One of the things students noted when they nominated Kendal for the Teacher Recognition Awards was her games.  “My specialty is cardiac ultrasound. We teach them the basic cardiac ultrasound views – what the expectations of hemodynamics/pressures are, what happens when things go wrong inside of the heart. Lots of content that is very complex and overwhelming! So, what I try to do is integrate some fun activities in the classroom. For example, I made a 12-pound batch of playdough in different colours and distributed it to the students during one of their first cardiac anatomy and physiology lectures. This allowed them to make their own model of the heart. As I presented new ultrasound views (in ultrasound, we’re looking at a 3D structure in a 2D plane and sometimes the anatomy doesn’t look exactly like what you’d expect it to look like) they used the playdough to give them a better perspective of how the valves open, the orientation of the heart, etc. in a 3D view.”  Kendal also leverages the technology available in the CHW building as much as possible.   “I use the four projectors in the classrooms to project ultrasound views on each screen.  Students break up into teams and draw out how blood moves through the heart. I keep integrating things like that to try and keep them interested because the courses can be very overwhelming. Everyone learns differently and I try to add techniques in for those who need a hands-on connection to knowledge in the classroom.”

Kendal told me that the moments from her teaching that stand out to her were “anytime they tell me, for example, that they scanned their first echocardiogram all by themselves – something that they couldn’t do before.  Or telling me about an interesting case that they got to see.  Moments where they feel proud of themselves for accomplishing something and want to share that with me. That makes me feel privileged and honoured, to be somebody on their list that they want to share that moment with.”

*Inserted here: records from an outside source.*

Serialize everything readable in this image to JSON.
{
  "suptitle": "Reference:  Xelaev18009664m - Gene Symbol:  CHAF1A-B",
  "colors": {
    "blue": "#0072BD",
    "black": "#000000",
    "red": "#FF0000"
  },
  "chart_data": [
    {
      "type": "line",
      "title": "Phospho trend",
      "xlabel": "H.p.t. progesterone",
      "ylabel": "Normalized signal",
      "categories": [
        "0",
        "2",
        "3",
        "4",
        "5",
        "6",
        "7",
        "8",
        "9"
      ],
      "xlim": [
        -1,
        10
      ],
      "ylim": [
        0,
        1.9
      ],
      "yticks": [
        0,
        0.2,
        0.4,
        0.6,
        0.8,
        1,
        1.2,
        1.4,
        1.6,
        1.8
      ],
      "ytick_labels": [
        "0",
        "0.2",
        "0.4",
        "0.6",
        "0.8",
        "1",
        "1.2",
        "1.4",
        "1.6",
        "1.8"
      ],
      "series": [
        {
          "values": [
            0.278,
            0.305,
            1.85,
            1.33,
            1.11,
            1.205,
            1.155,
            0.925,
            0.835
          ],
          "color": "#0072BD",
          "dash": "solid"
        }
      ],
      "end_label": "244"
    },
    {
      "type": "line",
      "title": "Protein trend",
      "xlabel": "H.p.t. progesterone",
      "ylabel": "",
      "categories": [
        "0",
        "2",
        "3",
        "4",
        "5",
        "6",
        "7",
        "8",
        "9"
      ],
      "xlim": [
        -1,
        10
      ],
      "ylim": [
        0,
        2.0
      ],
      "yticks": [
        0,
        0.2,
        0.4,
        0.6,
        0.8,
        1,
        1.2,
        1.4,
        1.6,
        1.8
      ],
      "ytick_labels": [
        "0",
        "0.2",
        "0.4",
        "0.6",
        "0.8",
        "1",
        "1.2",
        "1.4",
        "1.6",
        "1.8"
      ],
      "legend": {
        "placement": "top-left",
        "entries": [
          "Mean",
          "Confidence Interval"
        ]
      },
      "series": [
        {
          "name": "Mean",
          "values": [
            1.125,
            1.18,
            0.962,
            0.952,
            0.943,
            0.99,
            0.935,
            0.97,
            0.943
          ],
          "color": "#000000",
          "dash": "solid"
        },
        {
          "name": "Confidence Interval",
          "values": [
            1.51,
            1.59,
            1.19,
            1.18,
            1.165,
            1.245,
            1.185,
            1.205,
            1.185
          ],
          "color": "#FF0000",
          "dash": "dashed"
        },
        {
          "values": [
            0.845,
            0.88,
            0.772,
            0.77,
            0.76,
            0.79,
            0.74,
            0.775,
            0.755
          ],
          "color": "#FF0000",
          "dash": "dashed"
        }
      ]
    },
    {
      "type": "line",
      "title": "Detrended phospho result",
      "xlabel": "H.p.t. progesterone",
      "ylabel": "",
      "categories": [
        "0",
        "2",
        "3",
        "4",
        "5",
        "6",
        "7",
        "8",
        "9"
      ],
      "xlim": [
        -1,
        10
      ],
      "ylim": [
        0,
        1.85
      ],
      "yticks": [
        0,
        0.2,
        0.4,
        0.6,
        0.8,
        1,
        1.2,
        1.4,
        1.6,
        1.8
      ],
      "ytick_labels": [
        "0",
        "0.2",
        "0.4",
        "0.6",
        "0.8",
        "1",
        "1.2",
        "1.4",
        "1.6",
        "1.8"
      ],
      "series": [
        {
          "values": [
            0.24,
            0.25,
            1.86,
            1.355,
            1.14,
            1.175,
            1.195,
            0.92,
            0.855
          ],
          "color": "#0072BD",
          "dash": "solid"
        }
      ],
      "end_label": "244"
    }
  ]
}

As our conversation drew to a close, I asked Kendal, based on her recent experience of being a brand-new faculty member at Camosun, what advice she would give new faculty members. As a new and term faculty, Kendal had to learn the admin side of Camosun on top of teaching for the first time, teaching in a new program where she was developing new content, learning to use D2L, etc. and she advises “be patient with yourself and don’t expect to get everything correct right out of the gate. Be willing to advocate for yourself because sometimes people assume that you know specific information or someone else has explained what you need to do your job. Be humble and understand that you’re learning. It can be frustrating, especially when you move from having a level of proficiency in your chosen field to something where you’re a novice again. Just give yourself grace so you can absorb all this knowledge that’s coming at you from so many different directions, in the same way your students are trying to absorb all that new information from you.”